Published online by Cambridge University Press: 07 December 2009
This book examines the success of seventeen Western nations in reducing environmental pollution since the early 1970s. Environmental conditions play an increasingly important role in the politics of advanced democracies. Increased human expansion has placed unprecedented strains on the resource base upon which the economy depends. Holes in the ozone layer, global warming, and the loss of biodiversity are only a few of the best-known problems connected with the environmental crisis. Also important are problems less global in scope, like acid rain or the disposal of wastes. Few dispute that historic trends in environmental degradation could hinder the ability to provide increasing levels of well-being into the next century.
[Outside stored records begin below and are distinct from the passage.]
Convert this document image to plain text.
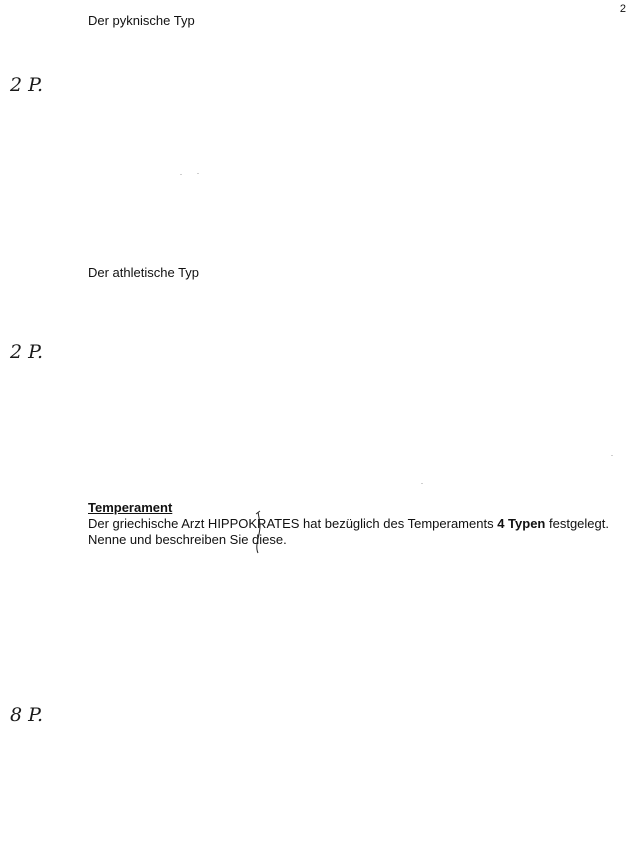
2
Der pyknische Typ
2 P.
Der athletische Typ
2 P.
Temperament
Der griechische Arzt HIPPOKRATES hat bezüglich des Temperaments 4 Typen festgelegt.
Nenne und beschreiben Sie diese.
8 P.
Current problems stem first and foremost from a failure to use natural resources effectively and from the implications of that failure on historic development paths.
The public has begun to recognize some of the environmental problems confronting the physical and economic sustainability of modern societies. Opinion polls since the 1960s show that large majorities in most economically advanced countries have consistently supported increased public action to ensure the protection of ecosystems and to reduce pollution. Policy makers have responded both to the growing evidence of long-term threats and growing public opposition to past practices by creating a variety of reforms to control environmental degradation. Today, most Western democracies have a wide array of measures to limit pollution and other forms of environmental degradation.